Jusqu'il y a un mois, les effectifs sont restés stables. Mais un matin, un nouveau poisson a été porté manquant. Un autre s'est volatilisé quelques jours plus tard, puis encore un autre. Cela commençait à faire beaucoup d'autant qu'aucune explication envisagée ne me semblait satisfaisante.
En l'absence de cadavres, la mort naturelle ou de maladie fut écartée. J'ai alors accusé chat, rapace ou autre carnassier sauvage.
Et puis, il y a trois jours, lovée contre la pierre chaude du banc, une couleuvre s'est laissée surprendre.
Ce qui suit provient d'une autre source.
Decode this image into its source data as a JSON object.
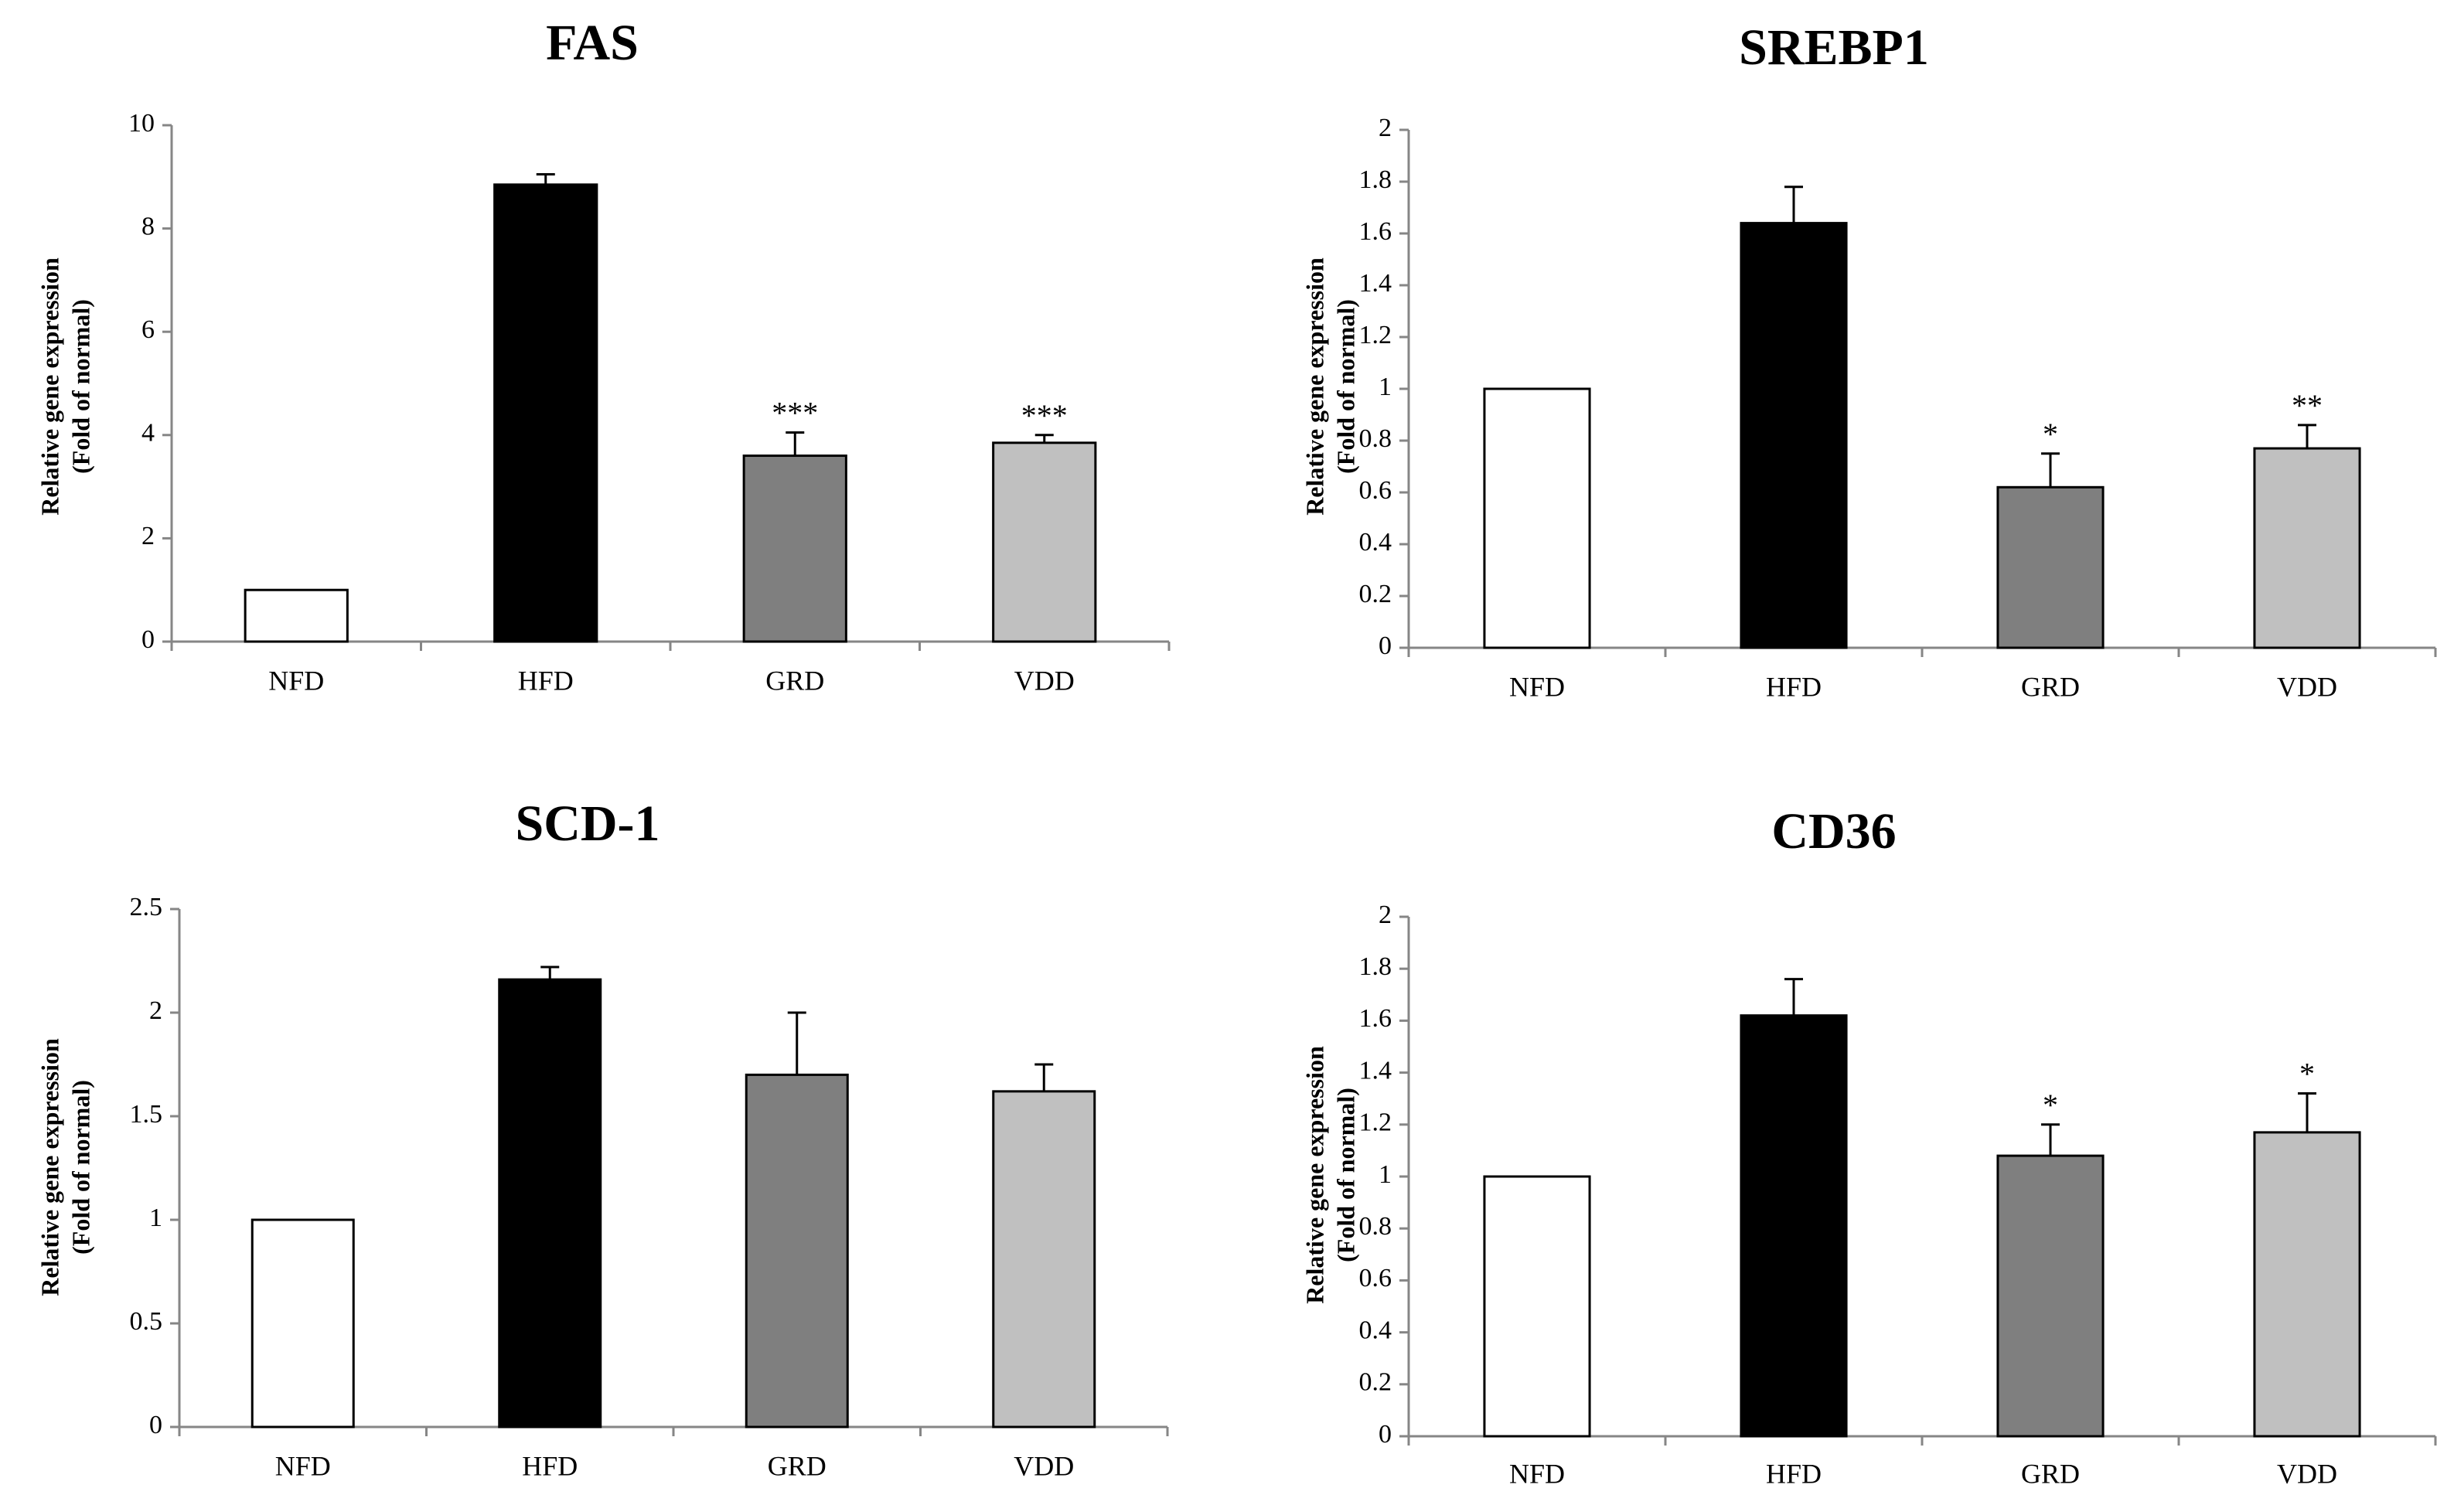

Craintive, elle s'est rapidement enfoncée dans les profondeurs du bassin.
Il a fallu attendre la tombée de la nuit pour réussir à l'observer plus longuement.
Fine mais de belle taille (0.80 m environ), les écailles hésitant entre le brun et le gris, c'est assurément un beau sujet pour qui aime le peuple rampant ... ce qui n'est pas à tout fait mon cas.
Un ami pisciculteur m'assura que l'auteur des disparitions de poissons était trouvé mais que j'allais avoir du mal à déloger l'animal de la résidence 5 étoiles que je lui offrais sans le vouloir : un garde-manger aquatique offrant peu de cachettes à ses proies, une abondante réserve souterraine de viande fraîche, une végétation haute pour se reposer et se dissimuler, un banc de pierre pour se chauffer au soleil, une pile de bois où se débarrasser facilement de ses mues, un compost tout proche où pondre ses oeufs ...
Et même si mon ego se flatte d'avoir su créer un petit écosystème, inutile de préciser que je n'ai pas remis les mains dans le bassin et que je prends bien soin de faire vibrer le sol pour m'annoncer lorsque je m'assieds sur le petit banc de pierre.